All part of the plan to drive more advisers out or force advisers to raise fees to drive away clients thinking that more people will then gravitate to the industry super funds, which are more likey to then allow the government access to the super pot! Its not hard to see that Australia is in the early stages of becoming a communist country with more Government control and oversight over our everyday lives!
He might say that it is being implemented as legislated, however his own March 2023 Explanatory Memorandum provided no cost estimate and no regulation impact statement. The Parliament was ill-informed in what they were voting on as his advice document (the EM) was misleading and deceptive. I doubt anyone in the Parliament thought that this CSLR Bill would result in the advice profession being slugged $100m. If he is setting a precedent for the advice profession with this legislation, then heaven help us. What a disgrace.
This change in tone by Jones has been noticeable for some time. It doesn’t bode well.
At some point FAAA and others should consider legal action (if it is in fact an option) otherwise FP will be trampled over never to recover.
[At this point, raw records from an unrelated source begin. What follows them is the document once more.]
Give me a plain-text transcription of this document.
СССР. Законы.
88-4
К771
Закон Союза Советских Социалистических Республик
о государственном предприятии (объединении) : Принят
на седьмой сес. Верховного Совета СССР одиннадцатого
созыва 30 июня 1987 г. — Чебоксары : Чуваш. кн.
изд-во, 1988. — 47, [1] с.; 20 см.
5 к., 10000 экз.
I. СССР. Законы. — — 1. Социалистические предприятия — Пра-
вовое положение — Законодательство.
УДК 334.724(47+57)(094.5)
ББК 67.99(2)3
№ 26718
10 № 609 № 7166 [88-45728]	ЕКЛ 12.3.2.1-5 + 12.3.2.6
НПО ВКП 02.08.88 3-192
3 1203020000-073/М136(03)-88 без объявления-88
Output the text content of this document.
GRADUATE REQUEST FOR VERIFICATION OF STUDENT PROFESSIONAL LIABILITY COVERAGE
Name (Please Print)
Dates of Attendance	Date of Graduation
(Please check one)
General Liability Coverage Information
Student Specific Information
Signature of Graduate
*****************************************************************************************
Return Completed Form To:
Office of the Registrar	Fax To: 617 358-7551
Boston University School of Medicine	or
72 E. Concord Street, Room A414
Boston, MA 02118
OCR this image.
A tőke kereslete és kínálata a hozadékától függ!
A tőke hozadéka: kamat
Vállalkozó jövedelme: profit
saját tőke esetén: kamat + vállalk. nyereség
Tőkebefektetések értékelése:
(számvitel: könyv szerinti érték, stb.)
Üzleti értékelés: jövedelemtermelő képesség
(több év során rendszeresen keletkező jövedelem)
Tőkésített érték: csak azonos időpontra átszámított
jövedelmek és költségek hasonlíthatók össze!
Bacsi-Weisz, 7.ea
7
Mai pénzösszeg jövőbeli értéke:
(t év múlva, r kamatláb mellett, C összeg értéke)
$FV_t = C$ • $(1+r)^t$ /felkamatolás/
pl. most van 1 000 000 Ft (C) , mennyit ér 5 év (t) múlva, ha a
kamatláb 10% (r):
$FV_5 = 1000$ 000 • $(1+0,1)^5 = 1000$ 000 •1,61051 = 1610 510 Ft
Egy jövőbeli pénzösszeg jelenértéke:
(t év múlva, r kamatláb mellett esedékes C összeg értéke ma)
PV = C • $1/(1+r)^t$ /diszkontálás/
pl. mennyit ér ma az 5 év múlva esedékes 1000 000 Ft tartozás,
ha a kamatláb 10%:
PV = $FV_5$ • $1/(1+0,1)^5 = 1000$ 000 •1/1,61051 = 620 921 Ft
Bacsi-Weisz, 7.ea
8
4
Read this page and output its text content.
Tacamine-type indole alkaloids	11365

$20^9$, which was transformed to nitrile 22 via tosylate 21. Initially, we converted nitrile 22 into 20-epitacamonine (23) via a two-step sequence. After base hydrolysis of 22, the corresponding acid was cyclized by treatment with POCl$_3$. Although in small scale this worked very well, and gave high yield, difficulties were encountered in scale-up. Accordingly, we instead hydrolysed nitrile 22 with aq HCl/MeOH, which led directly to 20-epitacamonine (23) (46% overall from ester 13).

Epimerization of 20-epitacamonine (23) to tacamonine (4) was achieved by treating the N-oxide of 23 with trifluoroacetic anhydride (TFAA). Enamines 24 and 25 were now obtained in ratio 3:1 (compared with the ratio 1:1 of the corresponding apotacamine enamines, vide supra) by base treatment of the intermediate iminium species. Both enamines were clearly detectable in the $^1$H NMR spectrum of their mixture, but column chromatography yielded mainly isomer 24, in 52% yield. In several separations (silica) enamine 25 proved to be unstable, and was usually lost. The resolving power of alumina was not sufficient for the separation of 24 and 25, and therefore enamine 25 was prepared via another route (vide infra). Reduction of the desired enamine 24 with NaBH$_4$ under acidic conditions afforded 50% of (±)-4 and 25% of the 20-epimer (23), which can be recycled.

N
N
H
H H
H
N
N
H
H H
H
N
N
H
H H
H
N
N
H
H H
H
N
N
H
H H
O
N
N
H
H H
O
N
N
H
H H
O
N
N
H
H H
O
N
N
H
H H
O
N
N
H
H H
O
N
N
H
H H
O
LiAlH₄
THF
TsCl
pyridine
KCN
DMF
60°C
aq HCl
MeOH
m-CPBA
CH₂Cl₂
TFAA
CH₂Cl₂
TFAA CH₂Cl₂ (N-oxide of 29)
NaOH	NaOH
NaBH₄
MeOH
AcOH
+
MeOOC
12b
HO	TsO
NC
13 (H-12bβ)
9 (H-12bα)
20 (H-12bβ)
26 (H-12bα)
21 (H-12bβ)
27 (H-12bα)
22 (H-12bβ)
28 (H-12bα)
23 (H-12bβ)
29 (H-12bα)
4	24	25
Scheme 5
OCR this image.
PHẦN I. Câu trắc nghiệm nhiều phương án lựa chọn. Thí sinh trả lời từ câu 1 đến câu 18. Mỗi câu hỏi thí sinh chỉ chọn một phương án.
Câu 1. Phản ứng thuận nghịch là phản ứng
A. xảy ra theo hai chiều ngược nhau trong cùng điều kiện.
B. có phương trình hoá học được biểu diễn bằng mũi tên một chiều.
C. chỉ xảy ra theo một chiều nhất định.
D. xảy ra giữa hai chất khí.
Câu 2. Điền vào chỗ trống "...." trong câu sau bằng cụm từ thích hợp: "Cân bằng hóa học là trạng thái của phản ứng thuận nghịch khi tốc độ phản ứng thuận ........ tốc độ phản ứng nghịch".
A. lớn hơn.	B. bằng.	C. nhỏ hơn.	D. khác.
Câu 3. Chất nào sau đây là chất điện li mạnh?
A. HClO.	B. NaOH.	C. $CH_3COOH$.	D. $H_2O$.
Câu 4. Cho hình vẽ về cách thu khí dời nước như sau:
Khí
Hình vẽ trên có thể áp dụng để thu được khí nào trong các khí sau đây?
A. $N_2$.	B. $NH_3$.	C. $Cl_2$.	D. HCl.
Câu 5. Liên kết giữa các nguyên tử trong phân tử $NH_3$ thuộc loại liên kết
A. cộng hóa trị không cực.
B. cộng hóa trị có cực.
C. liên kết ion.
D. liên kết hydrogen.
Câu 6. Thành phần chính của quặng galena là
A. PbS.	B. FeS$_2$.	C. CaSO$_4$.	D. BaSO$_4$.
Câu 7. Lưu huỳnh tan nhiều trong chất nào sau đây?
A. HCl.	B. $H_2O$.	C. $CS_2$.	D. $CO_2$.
How can ANYONE think it’s fair that the bulk of the costs of compensating clients of a collapsed business that had a listed campany as a parent be borne by the remaining advisory force when the conduct for which clients are being compensated occurred even before the Compensation Scheme of Last Resort came into existence? I was prepared to give Jones the benefit of the doubt when he first became Minister, but no longer. At best, he’s incompetent. More likely, he’s worked out that the bulk of advisers don’t don’t Labor. Well, he’s pretty much GUARANTEED that now!
Time to say that enough is enough from this Government and this Minister.
Labor out.
I simply can’t afford this.
I might as well go and work as a barista in the local cafe
How about real estate? The politicians always support that industry.
Another way to read this is Jones again ignores FAAA. What have they actually changed or helped with regard to Advice? Useless the AIOFP has the right approach.
Another fail and complete balls up from Jones. The cost to adviser has never increased more in any previous Government. Even the coalition admitted and knew the impact. jones talks the talk then increases Adviser taxes by the highest amount in history. After promising to fix the mess. What a lying buffoon.
It is not just him…we have been failed by our associations YET AGAIN!…would a any government have the guts to charge Union members for failed projects or builders etc?
Failure or all part of the plan? I would not be at all surprised if ASIC are also involved in conspiring with the Government on how to get rid of advisers!